Wszyscy mieliśmy wrażenie, że walka z pandemią odbywa się w cieniu walki wyborczej - mówił w "Jeden na jeden" w TVN24 były premier, były prezes NBP, a obecnie europoseł Marek Belka, odnosząc się do działań rządu w związku z rozprzestrzenianiem się koronawirusa. Jak stwierdził, "w Polsce mamy grzech pierworodny walki z pandemią".
Były premier, były prezes NBP, a obecnie europoseł Marek Belka komentował w środę w "Jeden na jeden" w TVN24 działania rządu w ramach walki z koronawirusem. Był pytany, czy w Polsce jest obecnie lider, który głosi spójny komunikat w tej sprawie. - W pierwszych tygodniach pandemii liderem był minister Szumowski, ale potem został zdominowany przez kolegów z rządu - wskazywał.
Zwracał przy tym uwagę, że działania rządu pokryły się czasowo z kampanią wyborczą przed wyborami prezydenckimi. - Wszyscy mieliśmy wrażenie, że walka z pandemią odbywa się w cieniu walki wyborczej - powiedział.
Jak stwierdził, "działania rządu, obojętnie czy słuszne czy niesłuszne, czy przesadzone czy niedostateczne, zawsze można było interpretować przez pryzmat taktyki przedwyborczej". - I to chyba do dziś zostało jakoś w retoryce rządowej - dodał.
- W Polsce mamy grzech pierworodny walki z pandemią, że ona była podporządkowana walce wyborczej o zwycięstwo Andrzeja Dudy - powiedział.

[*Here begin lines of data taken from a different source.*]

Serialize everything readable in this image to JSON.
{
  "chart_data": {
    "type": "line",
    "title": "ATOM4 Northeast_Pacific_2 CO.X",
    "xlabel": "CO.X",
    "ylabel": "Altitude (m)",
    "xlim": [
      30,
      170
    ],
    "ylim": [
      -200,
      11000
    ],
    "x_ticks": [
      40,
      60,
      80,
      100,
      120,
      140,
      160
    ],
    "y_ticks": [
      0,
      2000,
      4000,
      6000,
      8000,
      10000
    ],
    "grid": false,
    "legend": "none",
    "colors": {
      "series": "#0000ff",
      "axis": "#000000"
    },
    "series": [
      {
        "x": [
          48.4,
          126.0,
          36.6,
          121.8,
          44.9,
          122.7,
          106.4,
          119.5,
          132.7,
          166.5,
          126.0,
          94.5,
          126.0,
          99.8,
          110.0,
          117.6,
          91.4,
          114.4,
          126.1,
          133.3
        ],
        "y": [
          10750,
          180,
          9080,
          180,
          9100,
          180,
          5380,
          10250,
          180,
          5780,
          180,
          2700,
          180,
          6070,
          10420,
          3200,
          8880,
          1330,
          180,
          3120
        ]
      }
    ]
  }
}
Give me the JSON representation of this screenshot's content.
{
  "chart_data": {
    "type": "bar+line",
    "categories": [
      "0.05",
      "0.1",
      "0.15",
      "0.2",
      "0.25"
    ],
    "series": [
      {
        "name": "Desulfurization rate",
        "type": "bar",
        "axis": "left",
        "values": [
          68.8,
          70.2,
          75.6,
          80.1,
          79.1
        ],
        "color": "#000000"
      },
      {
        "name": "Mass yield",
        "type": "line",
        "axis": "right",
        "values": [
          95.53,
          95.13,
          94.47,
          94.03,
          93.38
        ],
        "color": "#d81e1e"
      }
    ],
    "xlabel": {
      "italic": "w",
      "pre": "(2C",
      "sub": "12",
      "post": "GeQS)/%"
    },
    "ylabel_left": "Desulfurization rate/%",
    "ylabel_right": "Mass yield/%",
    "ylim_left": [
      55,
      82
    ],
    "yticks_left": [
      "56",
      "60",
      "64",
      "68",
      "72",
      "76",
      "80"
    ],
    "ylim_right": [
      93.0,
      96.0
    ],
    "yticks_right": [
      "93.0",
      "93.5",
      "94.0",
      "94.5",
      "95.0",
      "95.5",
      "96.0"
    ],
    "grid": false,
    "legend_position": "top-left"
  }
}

Belka: turystyka upada i się chyba tak szybko nie podniesie
Były premier wskazywał również na ekonomiczne aspekty walki z koronawirusem. - Widzę, że gospodarka wraca, przynajmniej w niektórych swoich fragmentach do normalnego stanu. Ubolewam tylko nad tym, że bodaj największa gałąź gospodarki na świecie, czyli turystyka, upada i się chyba tak szybko nie podniesie - powiedział. Pytany, czy pomocą dla tej branży może być bon turystyczny, odparł: - nie sądzę, aczkolwiek dobrze, że to zrobiono.
Belka: nie pojawię się na zaprzysiężeniu Andrzeja Dudy, jadę na urlop
W czwartek odbędzie Zgromadzenie Narodowe, podczas którego Andrzej Duda złoży przysięgę. Posiedzenie odbędzie się w warunkach restrykcji sanitarno-epidemicznych. Marek Belka powiedział, że nie pojawi się na zaprzysiężeniu, ponieważ wyjeżdża na urlop.